Now our object in desiring and intending these two conditions—purity and cleanliness—is either for the sake of religion or out of squeamishness; and we are not injured in either of these respects by a little impurity or filth so trifling as to escape the senses. Thus, religion has sanctioned the performance of the ritual prayer while wearing a single garment that has been touched by the feet of flies which have fallen into blood and dung; and purification by means of running water is recognized even though we may know that it has been staled, or by means of stagnant water in a large pool although we may know that it contains a drop of blood or wine. Nor does this injure us in regard to our sense of squeamishness, because obviously what escapes the senses cannot be perceived by us, and what we do not perceive, our spirits do not fear; and what our spirits do not fear, there is no sense whatever in feeling squeamish about. Therefore we are not injured by impurity or filth so slight as to be swallowed up and not noticed; it is not right that we should think about it, neither need its presence occur to our minds at all.

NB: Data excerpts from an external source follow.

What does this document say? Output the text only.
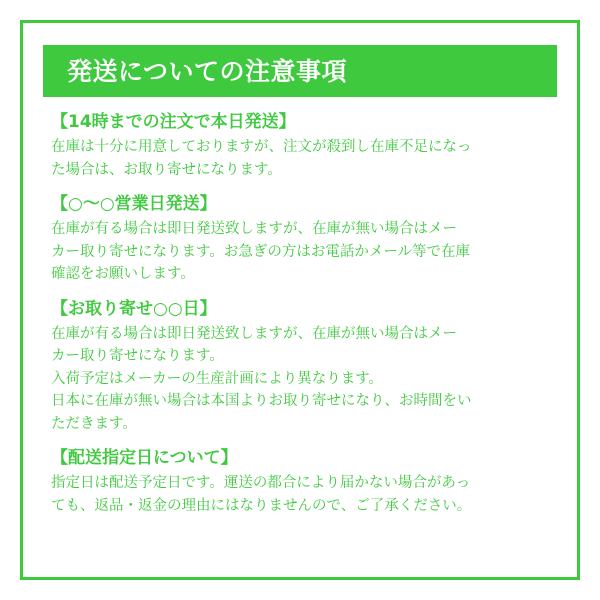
発送についての注意事項
【14時までの注文で本日発送】

在庫は十分に用意しておりますが、注文が殺到し在庫不足になっ

た場合は、お取り寄せになります。

【○〜○営業日発送】

在庫が有る場合は即日発送致しますが、在庫が無い場合はメー

カー取り寄せになります。お急ぎの方はお電話かメール等で在庫

確認をお願いします。

【お取り寄せ○○日】

在庫が有る場合は即日発送致しますが、在庫が無い場合はメー

カー取り寄せになります。

入荷予定はメーカーの生産計画により異なります。

日本に在庫が無い場合は本国よりお取り寄せになり、お時間をい

ただきます。

【配送指定日について】

指定日は配送予定日です。運送の都合により届かない場合があっ

ても、返品・返金の理由にはなりませんので、ご了承ください。
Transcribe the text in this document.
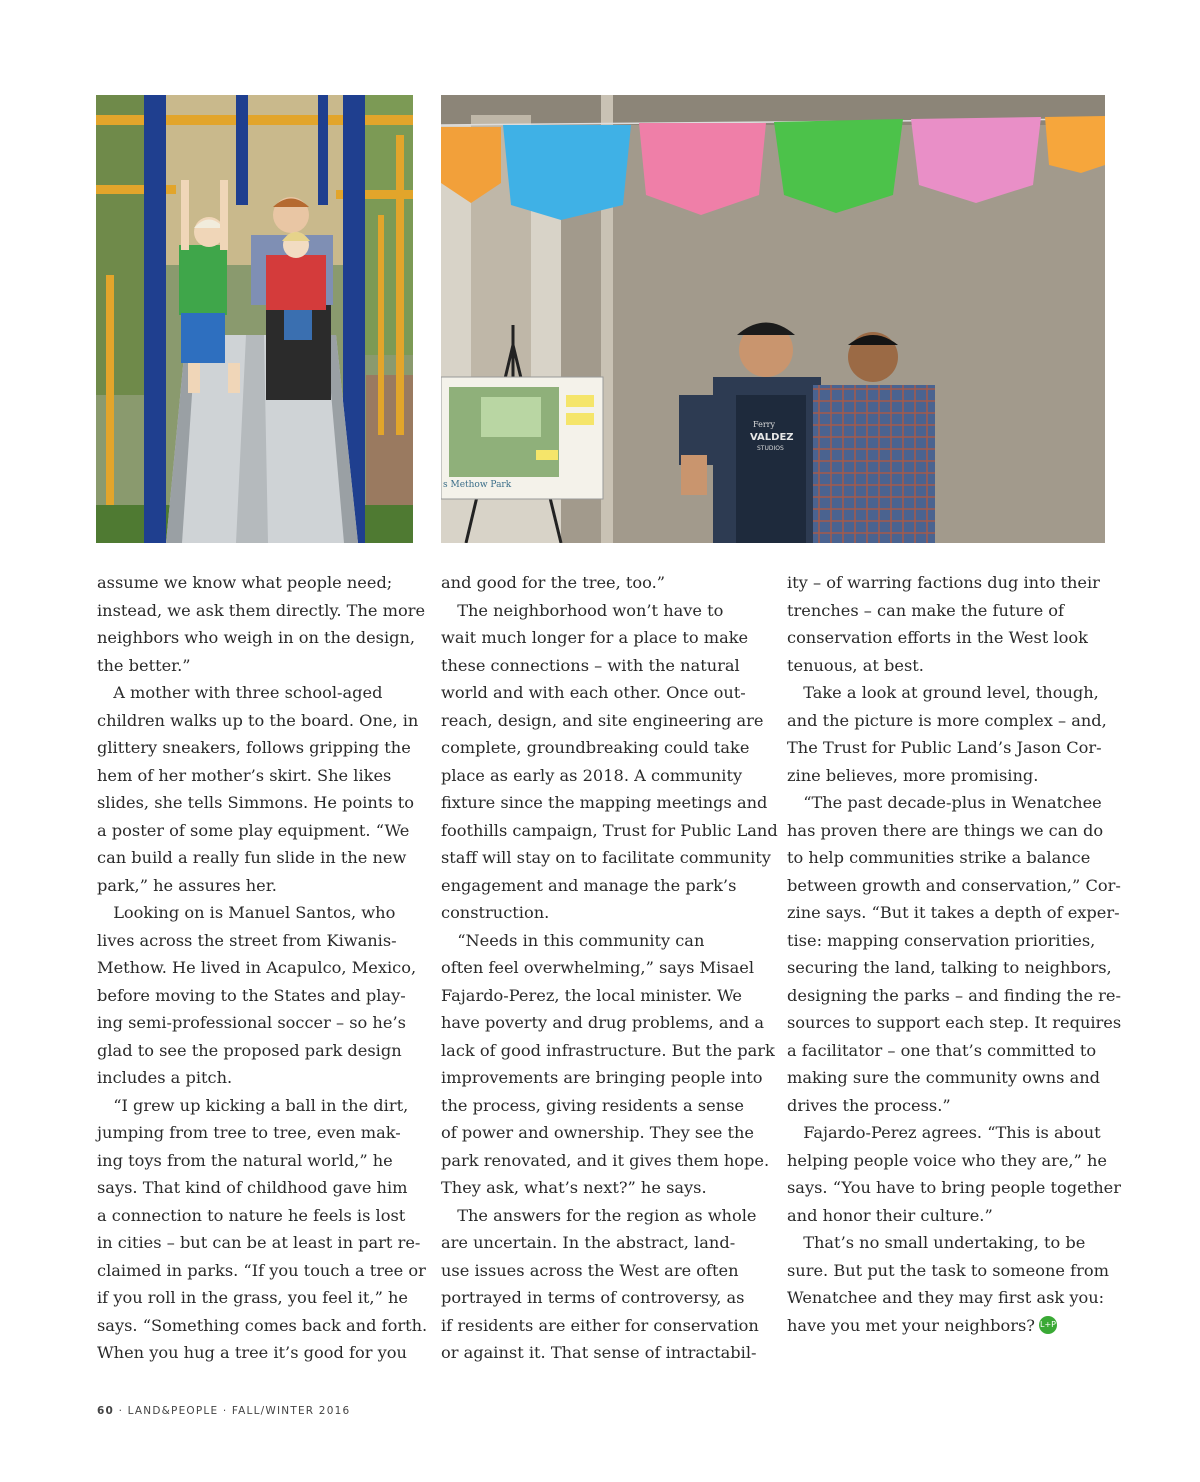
s Methow Park
Ferry
VALDEZ
STUDIOS
assume we know what people need;
instead, we ask them directly. The more
neighbors who weigh in on the design,
the better.”
 A mother with three school-aged
children walks up to the board. One, in
glittery sneakers, follows gripping the
hem of her mother’s skirt. She likes
slides, she tells Simmons. He points to
a poster of some play equipment. “We
can build a really fun slide in the new
park,” he assures her.
 Looking on is Manuel Santos, who
lives across the street from Kiwanis-
Methow. He lived in Acapulco, Mexico,
before moving to the States and play-
ing semi-professional soccer – so he’s
glad to see the proposed park design
includes a pitch.
 “I grew up kicking a ball in the dirt,
jumping from tree to tree, even mak-
ing toys from the natural world,” he
says. That kind of childhood gave him
a connection to nature he feels is lost
in cities – but can be at least in part re-
claimed in parks. “If you touch a tree or
if you roll in the grass, you feel it,” he
says. “Something comes back and forth.
When you hug a tree it’s good for you
and good for the tree, too.”
 The neighborhood won’t have to
wait much longer for a place to make
these connections – with the natural
world and with each other. Once out-
reach, design, and site engineering are
complete, groundbreaking could take
place as early as 2018. A community
fixture since the mapping meetings and
foothills campaign, Trust for Public Land
staff will stay on to facilitate community
engagement and manage the park’s
construction.
 “Needs in this community can
often feel overwhelming,” says Misael
Fajardo-Perez, the local minister. We
have poverty and drug problems, and a
lack of good infrastructure. But the park
improvements are bringing people into
the process, giving residents a sense
of power and ownership. They see the
park renovated, and it gives them hope.
They ask, what’s next?” he says.
 The answers for the region as whole
are uncertain. In the abstract, land-
use issues across the West are often
portrayed in terms of controversy, as
if residents are either for conservation
or against it. That sense of intractabil-
ity – of warring factions dug into their
trenches – can make the future of
conservation efforts in the West look
tenuous, at best.
 Take a look at ground level, though,
and the picture is more complex – and,
The Trust for Public Land’s Jason Cor-
zine believes, more promising.
 “The past decade-plus in Wenatchee
has proven there are things we can do
to help communities strike a balance
between growth and conservation,” Cor-
zine says. “But it takes a depth of exper-
tise: mapping conservation priorities,
securing the land, talking to neighbors,
designing the parks – and finding the re-
sources to support each step. It requires
a facilitator – one that’s committed to
making sure the community owns and
drives the process.”
 Fajardo-Perez agrees. “This is about
helping people voice who they are,” he
says. “You have to bring people together
and honor their culture.”
 That’s no small undertaking, to be
sure. But put the task to someone from
Wenatchee and they may first ask you:
have you met your neighbors? L+P
60 · LAND&PEOPLE · FALL/WINTER 2016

If however we go on looking for purity and cleanliness in full reality and exactitude, and treat the matter as touching our imagination and not our senses, we shall never find our way to anything that is pure and clean by this arbitrament. This is because we can never be sure regarding the water we use that it has not been filthied by human agency, or that the carcase of a reptile or wild or domestic animal or its dung or droppings has not fallen into it. If we pour and spray it over ourselves a great deal, we cannot be certain that the last rinse will not be the filthiest and impurest. Consequently God has not imposed the duty of self-purification upon His servants after this manner, for that would be something beyond our means and capability.
This it is that makes life intolerable to the man who has a squeamish fancy, because he cannot touch any food or approach anything and be quite sure that there is not some filth swallowed up there. If these matters are as we have described, the ritualist has no argument left to him; and how deplorable it is for an intelligent man to make a stand over a point where he has no valid excuse or argument to support him! That is the very abnegation of reason, and the pursuit of pure and unadulterated passion.
[1 ]What we would call fidgeting and playing about with some part of oneself.
[1 ]Rhazes obviously here refers to such ritual practices as ablution.